Frederick Curry proved himself a hardworking and responsible man when he took on the task of supporting his new wife’s minor siblings. He supported this crowd, along with his own increasing family, by working as a laborer in Savannah’s Virginia-Carolina Chemical Company, a fertilizer plant.
The economy remained poor throughout the 1930s and real recovery did not start until the beginning of World War II. There were small pockets of improvement, though, and these small changes allowed Elizabeth Brown Curry’s siblings to begin their move out of the Curry household. Some went to new marriages, some moved out on their own, and some went in together and lived with one another until the economy recovered.
By 1940, Frederick and Elizabeth were back to having only their own family living in the household. This was a good thing for the Curry’s because while the aunts and uncles were growing up and moving out, the Curry family was growing on its own. Frederick and Elizabeth’s first child, daughter Lucretia Jo Curry, was born on March 5, 1929, but she did not stay an only child for very long. Sister Nancy was born in 1931, and brother Frederick Curry, Jr., followed on August 18, 1936.
Frederick’s job with the Virginia-Carolina Chemical Company had protected his family against the very worst of the Depression—though wages and perks dropped with the economy. With the Japanese attack on Pearl Harbor and America’s entry into World War II, the Virginia-Carolina Chemical Company began to expand into new fields. It went through a few corporate name changes, but operations kept growing and expanding into many divisions in several states. For Frederick, this assured him of indefinite full-time employment. Toward the end of the 1930s he had been moved into a job as a tractor operator for the company’s plant in Savannah. It turned out to be a position he was to keep for the rest of his working days. Like all families, the Curry’s had their successes and their failures. After WWII, they settled down and got on with life. They watched their children grow up and go out to seek their new lives as adults.
Neither Frederick nor Elizabeth Curry lived long lives. But in their lifetimes, they had seen some subtle changes in the humiliating behavioral dance that black people were forced to perform during their long segregation. Near the end of their lives, they got to see the beginning of the end for segregation—the 1963 street protests in Savannah where black men did not step off the sidewalk to let white people pass; where black men came before the whites, not with their hats in hand or with downward cast eyes, but with their heads up. They saw black people come into the streets, not asking for favors, but demanding their rightful place in the American story. Perhaps it was enough to allow them to them see the beginning of a new future.

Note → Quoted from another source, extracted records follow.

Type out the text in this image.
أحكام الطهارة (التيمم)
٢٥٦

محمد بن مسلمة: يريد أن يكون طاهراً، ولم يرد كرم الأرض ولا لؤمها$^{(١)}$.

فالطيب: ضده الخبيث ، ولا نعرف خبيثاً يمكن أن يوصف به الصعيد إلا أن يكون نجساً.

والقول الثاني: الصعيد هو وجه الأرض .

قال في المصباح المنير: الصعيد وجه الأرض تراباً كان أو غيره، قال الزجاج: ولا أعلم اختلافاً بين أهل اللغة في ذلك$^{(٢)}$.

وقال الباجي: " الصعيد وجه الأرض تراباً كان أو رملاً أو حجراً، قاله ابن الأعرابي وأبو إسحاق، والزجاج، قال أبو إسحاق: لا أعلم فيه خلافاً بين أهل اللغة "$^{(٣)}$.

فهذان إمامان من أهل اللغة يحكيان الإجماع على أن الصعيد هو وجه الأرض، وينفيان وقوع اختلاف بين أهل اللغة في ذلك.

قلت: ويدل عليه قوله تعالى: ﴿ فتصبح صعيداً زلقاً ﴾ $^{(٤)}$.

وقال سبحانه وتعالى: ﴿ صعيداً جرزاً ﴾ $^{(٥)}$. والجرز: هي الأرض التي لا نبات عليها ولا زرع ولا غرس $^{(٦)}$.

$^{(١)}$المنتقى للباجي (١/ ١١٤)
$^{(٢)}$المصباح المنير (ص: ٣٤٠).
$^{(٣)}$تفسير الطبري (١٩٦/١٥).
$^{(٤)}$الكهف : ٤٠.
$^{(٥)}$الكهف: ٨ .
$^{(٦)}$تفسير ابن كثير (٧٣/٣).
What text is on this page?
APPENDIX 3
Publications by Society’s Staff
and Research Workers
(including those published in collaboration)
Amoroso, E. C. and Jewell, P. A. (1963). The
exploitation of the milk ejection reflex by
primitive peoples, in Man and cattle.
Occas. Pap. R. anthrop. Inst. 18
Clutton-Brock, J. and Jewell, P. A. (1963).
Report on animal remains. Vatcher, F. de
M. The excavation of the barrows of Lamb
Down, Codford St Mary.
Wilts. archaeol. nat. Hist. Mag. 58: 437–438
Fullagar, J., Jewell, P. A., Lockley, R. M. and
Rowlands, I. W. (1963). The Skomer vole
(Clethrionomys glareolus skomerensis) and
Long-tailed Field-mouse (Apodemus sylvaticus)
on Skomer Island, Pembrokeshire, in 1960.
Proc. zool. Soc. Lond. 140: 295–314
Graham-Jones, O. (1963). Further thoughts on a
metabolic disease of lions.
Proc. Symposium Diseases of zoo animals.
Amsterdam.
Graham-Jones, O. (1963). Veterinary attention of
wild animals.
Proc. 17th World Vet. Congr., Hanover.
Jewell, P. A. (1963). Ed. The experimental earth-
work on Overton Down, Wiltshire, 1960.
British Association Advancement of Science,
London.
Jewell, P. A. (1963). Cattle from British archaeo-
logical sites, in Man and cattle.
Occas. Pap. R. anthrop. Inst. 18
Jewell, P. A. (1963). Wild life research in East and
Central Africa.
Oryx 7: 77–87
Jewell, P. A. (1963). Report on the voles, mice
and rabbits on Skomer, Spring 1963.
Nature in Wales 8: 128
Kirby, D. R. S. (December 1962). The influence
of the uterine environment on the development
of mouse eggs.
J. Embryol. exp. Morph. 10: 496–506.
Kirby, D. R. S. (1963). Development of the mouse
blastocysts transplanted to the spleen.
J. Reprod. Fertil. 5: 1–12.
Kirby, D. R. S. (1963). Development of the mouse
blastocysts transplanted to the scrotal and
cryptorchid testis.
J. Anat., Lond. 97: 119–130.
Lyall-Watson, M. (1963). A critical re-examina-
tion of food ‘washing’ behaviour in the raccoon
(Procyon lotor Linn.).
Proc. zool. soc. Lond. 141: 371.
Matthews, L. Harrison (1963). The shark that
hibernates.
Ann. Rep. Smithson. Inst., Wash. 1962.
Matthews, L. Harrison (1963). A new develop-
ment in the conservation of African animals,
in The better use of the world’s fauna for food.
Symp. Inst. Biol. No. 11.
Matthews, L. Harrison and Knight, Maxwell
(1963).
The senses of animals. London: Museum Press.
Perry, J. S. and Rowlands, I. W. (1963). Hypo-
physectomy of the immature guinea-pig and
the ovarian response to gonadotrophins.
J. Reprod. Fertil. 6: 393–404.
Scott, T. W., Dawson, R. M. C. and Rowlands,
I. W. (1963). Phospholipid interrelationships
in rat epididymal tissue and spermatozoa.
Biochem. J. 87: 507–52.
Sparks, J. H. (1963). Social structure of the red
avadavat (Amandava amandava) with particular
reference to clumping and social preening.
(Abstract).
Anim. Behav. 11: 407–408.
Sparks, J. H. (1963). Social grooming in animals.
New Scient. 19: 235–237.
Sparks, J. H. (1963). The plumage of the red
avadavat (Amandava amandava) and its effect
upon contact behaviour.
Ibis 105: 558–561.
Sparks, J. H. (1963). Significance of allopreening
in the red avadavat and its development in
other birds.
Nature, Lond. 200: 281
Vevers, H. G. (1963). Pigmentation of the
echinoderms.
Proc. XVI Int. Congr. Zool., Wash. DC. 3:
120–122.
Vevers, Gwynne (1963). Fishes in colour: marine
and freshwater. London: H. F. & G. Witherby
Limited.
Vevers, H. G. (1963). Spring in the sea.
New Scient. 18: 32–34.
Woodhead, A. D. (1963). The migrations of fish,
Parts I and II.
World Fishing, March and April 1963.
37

Frederick Curry died in Savannah on November 13, 1964, at the age of 57 years. He was buried in Laurel Grove Cemetery in Savannah, Georgia. Elizabeth Brown Curry outlived her husband by about 11 months, and died on October 16, 1965, in Savannah, Chatham County, Georgia. She was also buried in Laurel Grove Cemetery in Savannah. Frederick Curry and Elizabeth Brown’s first child, Lucretia Jo Curry, is the direct line ancestor of this family line.
Being raised during the discriminatory Jim Crow laws, the Disputed Election of 1876 and Little Big Horn. Remembering the beginning of the Railroad Era, Thomas Edison, the Labor Movement and the Spanish-American War. They experienced the country’s Reconstruction leading to the Second Industrial Revolution as they were starting families. This family pushed onward through remarkably challenging and burdensome times, living stronger than before and providing us our opportunity!